By Anna Lynn Spitzer08.01.05
-- Research on microfluidic, or nanoliter-scale fluid, devices could one day lead to a cure for breast cancer and spinal cord injuries. By applying the area of microfluidics to biology, researchers working in the lab of Noo Li Jeon, UCI assistant professor of biomedical engineering, are creating devices that could contribute to such a breakthrough.
Jeong Won Park, a biomedical engineering postdoctoral researcher, and Madelyn Luttgen, a third-year biomedical engineering student and SURF-IT research fellow, have developed a microfluidic device that allows scientists to easily replicate tests on the central nervous system.
“Our system can mimic different spinal cord injuries,” Park explains. “After a spinal cord injury, certain myelin-derived proteins prevent axonal regeneration. Many people study these inhibitions through an in vivo model utilizing rats and mice, but with our system, it is much easier to test new drugs and observe the regeneration of axons.”
In vivo models are unreliable for this type of research because conditions differ from test to test.
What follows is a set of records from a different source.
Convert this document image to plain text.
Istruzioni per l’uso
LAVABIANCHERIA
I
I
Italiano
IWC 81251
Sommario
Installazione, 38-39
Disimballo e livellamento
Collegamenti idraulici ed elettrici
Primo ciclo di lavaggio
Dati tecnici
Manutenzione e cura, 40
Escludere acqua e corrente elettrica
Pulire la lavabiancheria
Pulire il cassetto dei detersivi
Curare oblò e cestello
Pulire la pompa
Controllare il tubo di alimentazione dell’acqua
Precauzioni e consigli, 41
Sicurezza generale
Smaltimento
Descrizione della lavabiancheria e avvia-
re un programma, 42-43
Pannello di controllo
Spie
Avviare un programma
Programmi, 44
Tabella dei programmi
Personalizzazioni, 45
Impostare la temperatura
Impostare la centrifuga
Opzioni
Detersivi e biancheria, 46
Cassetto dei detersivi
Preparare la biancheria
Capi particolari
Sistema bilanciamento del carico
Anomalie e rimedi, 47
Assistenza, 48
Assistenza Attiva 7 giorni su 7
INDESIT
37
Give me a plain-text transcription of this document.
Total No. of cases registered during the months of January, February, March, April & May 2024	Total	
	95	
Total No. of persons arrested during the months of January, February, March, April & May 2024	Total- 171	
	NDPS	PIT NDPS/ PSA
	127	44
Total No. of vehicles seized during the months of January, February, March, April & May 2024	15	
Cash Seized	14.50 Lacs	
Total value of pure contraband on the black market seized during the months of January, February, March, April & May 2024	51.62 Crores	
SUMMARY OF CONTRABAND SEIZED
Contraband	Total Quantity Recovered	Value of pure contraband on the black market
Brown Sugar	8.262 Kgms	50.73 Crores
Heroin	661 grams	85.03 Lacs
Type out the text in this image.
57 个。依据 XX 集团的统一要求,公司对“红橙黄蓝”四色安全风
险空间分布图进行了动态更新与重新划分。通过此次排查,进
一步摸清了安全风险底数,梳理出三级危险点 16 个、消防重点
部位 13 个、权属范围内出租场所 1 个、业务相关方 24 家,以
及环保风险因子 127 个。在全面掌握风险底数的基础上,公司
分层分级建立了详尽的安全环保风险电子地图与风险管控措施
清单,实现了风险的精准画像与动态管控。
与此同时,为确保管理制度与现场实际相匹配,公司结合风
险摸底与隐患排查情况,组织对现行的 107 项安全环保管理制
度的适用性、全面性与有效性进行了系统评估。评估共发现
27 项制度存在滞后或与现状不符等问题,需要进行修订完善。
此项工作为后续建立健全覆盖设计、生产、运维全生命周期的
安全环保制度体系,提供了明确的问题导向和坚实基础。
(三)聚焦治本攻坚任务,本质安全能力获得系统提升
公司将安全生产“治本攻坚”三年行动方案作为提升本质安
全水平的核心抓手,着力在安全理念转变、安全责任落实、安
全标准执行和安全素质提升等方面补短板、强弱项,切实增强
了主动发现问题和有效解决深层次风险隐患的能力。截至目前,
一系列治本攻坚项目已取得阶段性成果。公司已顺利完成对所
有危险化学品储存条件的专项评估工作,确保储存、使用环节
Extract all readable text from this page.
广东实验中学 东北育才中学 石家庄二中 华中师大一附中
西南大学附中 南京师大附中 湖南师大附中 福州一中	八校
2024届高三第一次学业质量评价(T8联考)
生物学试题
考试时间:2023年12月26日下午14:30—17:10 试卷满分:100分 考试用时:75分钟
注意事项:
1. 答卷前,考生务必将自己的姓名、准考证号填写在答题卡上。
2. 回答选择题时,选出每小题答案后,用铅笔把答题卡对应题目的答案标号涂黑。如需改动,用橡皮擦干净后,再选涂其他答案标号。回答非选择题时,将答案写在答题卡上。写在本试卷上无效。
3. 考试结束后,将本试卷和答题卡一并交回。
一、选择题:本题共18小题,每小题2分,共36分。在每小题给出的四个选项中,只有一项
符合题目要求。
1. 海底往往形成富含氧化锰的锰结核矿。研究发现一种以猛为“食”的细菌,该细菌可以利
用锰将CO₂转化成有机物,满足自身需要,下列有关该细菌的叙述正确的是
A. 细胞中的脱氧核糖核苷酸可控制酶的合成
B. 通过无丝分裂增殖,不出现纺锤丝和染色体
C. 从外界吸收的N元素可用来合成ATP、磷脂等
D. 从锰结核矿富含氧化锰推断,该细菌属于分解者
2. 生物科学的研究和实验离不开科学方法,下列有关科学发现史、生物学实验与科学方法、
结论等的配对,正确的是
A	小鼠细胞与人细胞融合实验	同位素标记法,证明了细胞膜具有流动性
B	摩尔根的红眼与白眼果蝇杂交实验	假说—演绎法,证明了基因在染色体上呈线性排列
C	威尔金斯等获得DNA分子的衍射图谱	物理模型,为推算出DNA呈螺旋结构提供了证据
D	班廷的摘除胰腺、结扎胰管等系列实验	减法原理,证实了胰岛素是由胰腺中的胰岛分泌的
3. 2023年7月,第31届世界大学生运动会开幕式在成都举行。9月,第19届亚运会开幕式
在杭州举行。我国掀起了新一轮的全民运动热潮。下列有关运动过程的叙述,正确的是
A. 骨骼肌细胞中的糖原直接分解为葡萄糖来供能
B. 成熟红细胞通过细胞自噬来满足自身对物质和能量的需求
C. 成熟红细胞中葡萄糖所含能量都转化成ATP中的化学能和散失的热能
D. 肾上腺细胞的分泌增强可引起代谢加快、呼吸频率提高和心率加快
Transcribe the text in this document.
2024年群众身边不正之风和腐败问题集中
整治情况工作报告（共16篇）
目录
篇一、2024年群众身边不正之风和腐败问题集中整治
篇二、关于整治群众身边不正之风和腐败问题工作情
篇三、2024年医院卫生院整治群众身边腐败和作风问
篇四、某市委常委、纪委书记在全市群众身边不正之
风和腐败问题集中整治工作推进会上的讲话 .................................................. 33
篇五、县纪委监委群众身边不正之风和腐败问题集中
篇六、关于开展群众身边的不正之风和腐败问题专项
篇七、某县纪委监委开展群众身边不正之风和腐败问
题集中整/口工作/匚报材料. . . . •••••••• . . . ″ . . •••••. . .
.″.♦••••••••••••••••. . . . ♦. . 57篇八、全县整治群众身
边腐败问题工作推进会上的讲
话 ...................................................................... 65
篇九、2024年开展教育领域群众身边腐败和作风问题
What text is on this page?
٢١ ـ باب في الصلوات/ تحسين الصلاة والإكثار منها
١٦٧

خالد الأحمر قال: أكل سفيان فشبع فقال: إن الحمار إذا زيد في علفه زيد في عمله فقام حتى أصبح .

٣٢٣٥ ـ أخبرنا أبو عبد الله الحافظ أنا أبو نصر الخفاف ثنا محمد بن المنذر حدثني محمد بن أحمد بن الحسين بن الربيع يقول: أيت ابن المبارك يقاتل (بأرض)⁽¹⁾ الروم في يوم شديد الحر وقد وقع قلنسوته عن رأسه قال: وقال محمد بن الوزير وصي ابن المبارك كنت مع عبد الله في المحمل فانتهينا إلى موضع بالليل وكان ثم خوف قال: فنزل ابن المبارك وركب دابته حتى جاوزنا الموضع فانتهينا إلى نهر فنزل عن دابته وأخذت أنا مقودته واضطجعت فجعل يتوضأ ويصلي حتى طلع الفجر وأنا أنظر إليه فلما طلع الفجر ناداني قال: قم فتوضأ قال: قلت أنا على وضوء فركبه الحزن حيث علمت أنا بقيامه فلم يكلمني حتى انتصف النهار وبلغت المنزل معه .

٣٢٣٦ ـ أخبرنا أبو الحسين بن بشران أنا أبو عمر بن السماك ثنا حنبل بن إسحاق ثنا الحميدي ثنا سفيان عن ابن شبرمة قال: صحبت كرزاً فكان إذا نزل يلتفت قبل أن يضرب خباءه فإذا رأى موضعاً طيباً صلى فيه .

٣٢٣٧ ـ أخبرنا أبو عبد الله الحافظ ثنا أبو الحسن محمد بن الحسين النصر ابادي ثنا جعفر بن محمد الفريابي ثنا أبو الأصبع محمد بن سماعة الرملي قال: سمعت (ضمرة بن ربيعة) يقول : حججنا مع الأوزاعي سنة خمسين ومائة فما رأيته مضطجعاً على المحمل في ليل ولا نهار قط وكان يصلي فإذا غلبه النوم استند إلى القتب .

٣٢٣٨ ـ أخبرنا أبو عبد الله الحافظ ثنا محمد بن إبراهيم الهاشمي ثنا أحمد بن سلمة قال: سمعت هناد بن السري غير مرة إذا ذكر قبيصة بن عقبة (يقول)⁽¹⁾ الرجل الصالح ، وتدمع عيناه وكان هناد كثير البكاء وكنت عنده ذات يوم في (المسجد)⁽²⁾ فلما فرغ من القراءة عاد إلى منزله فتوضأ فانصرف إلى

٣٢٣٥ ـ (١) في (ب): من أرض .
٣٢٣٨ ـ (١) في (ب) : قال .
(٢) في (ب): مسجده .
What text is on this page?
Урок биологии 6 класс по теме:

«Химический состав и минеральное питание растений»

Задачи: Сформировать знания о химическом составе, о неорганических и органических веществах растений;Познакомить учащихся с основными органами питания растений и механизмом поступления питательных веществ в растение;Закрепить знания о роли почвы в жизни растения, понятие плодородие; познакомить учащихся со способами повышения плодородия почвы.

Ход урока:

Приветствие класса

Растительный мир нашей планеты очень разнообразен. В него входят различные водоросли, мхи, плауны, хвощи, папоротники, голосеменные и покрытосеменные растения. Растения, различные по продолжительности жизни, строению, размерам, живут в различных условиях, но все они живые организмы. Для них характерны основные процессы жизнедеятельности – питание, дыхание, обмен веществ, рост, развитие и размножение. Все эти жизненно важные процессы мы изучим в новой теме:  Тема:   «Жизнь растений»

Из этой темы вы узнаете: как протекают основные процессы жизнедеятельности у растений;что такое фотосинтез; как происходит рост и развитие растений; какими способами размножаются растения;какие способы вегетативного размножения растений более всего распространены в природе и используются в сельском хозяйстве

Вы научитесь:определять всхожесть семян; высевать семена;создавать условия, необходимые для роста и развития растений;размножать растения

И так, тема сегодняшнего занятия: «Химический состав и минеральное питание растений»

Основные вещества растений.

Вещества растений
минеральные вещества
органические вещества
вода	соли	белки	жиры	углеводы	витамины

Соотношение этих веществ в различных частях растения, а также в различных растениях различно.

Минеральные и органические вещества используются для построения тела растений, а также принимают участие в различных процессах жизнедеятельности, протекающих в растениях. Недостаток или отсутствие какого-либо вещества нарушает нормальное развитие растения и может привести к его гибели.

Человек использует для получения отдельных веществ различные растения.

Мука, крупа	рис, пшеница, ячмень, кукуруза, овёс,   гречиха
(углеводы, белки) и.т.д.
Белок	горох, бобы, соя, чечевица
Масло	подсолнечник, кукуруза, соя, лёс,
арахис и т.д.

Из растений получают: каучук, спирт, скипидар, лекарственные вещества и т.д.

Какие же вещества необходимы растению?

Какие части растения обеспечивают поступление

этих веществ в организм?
Even minor variations in vivo may trigger vastly different results at the cellular level.
With Park and Luttgen’s microfluidic device, which consists of thousands of parallel, 150-micron-long channels between two vertical channels, scientists can duplicate the exact conditions of each experiment.
“After we put the cell medium and the cells into these wells, they make their way into the microchannels, which are connected like rungs in a ladder,” Luttgen elucidates. “The head of the neuron will grow on one side and the axon on the other side. The axons grow in rows, so it’s easy to manipulate them.”
Bobak Mosadegh, a fourth-year biomedical engineering student and SURF-IT research fellow, is working on a similar microfluidic device developed to study chemotaxis (cell migration in response to external concentration gradients). The device also consists of many microchannels between two vertical channels.
By adding epidermal growth factor, a protein that causes migration of cells, to the microchannels and altering the grooves of the channels, researchers are able to generate different concentration gradients and chemical profiles. Certain cells will then migrate across the channels depending on the different concentration gradients.
“We can analyze the cells that pass through to determine which receptors caused them to go through the channels,” Mosadegh says. “Hopefully we can find a relationship between receptors and chemotaxis.”
The lab team has decided to focus the project on two cells types: metastatic breast cancer cells and infection-fighting neutrophils. With new, detailed insight into the migration patterns of these cells in precisely controlled gradients, improved treatment for the prevention of the spread of breast cancer cells and the promotion of wound-healing cells can be developed.
“It’s the basic science of why things happen, which is why we’re able to apply it,” Mosadegh adds.
Both groups have begun experiments; Mosadegh is studying the migration of breast cancer cells and Luttgen is testing the effect of Nogo, a growth-cone inhibitor. Mastering the capabilities of microfluidic devices will open many doors to future research.
“There’s a lot of potential in the field,” Jeon says. “We work on coming up with new devices to look at things that nobody could even dream of looking at before.”